Economists generally believe that an increase in domestic demand will increase inflation, so in order to reduce inflation, domestic demand must be reduced. There are two instruments that do this: monetary and fiscal policy. The Federal Reserve, in charge of monetary policy, is raising interest rates and helping to control inflation. However, Joe Biden responds by adding more government spending measures, which is like trying to put out a fire by drowning it in gasoline. In fact, despite the Fed's policy, inflation is holding out against falling. The year-to-year rate surprised analysts by dropping only one tenth of a percentage point in September to 8.2%.
Real effects in 2023
That is not to say that monetary policy is not having an effect. Which are they? Blu Putnam explains that the "Federal Reserve’s primary tool for influencing the real economy runs through its ability to set short term interest rates." He reminds us that the Fed has been raising interest rates and reducing its balance sheet. He adds:
As for the US real economy, rate hikes have a direct effect on mortgages. 30-year mortgage rates have more than doubled in 2022. This has made buying a house much more expensive. House already under construction are generally completed, but builders typically become more cautious about new projects. Future housing construction is likely to be constrained in 2023. This lagged impact eventually spreads through all the inputs in the construction process, from labor in wood to appliances, and so forth.

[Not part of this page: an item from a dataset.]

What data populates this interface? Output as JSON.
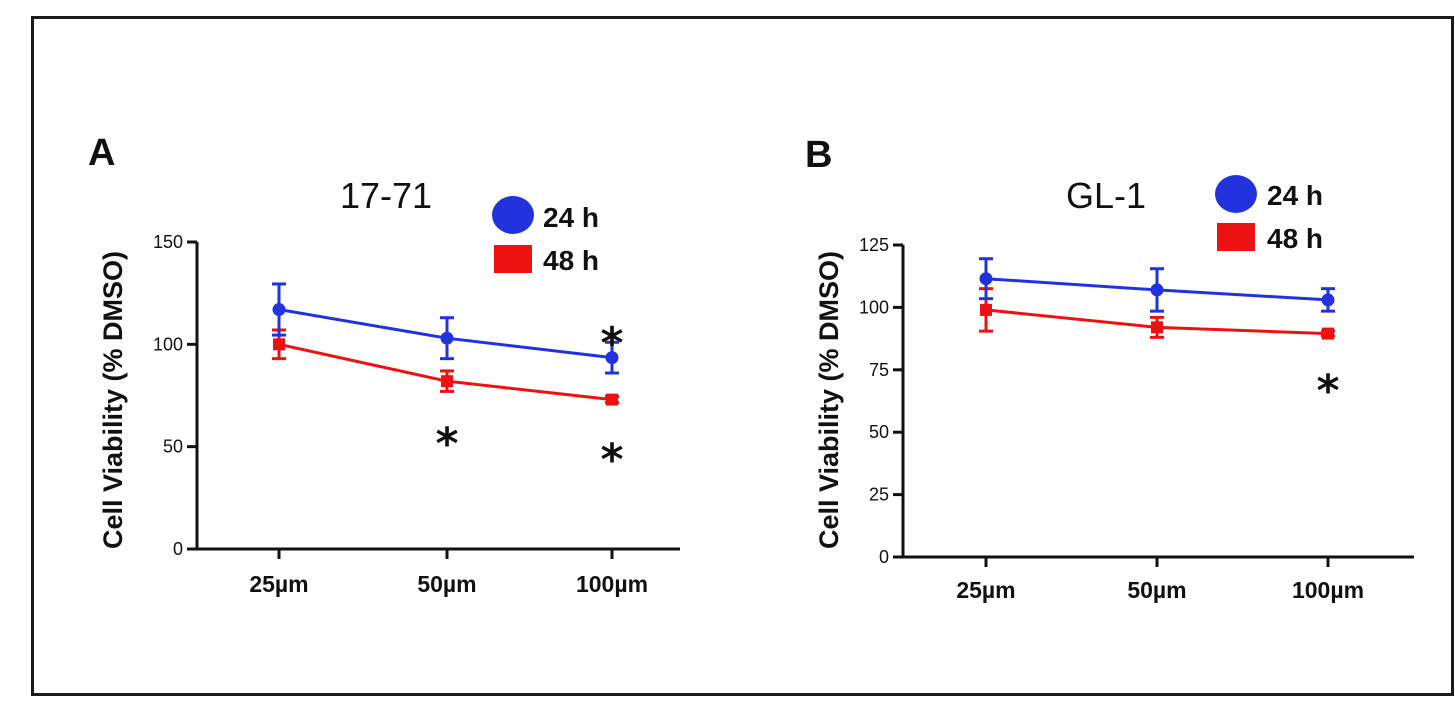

In short, "the rate hikes of 2022 have been felt in mortgage rates, but the full impact on the economy, which has already been set in motion, will not be observed until 2023."
On the other hand, the CME Group economist recalls that housing prices are not part of the price index. Currently, Putnam says, core inflation may appear to be difficult to reduce. However, he points out that the forces for its control are already in place.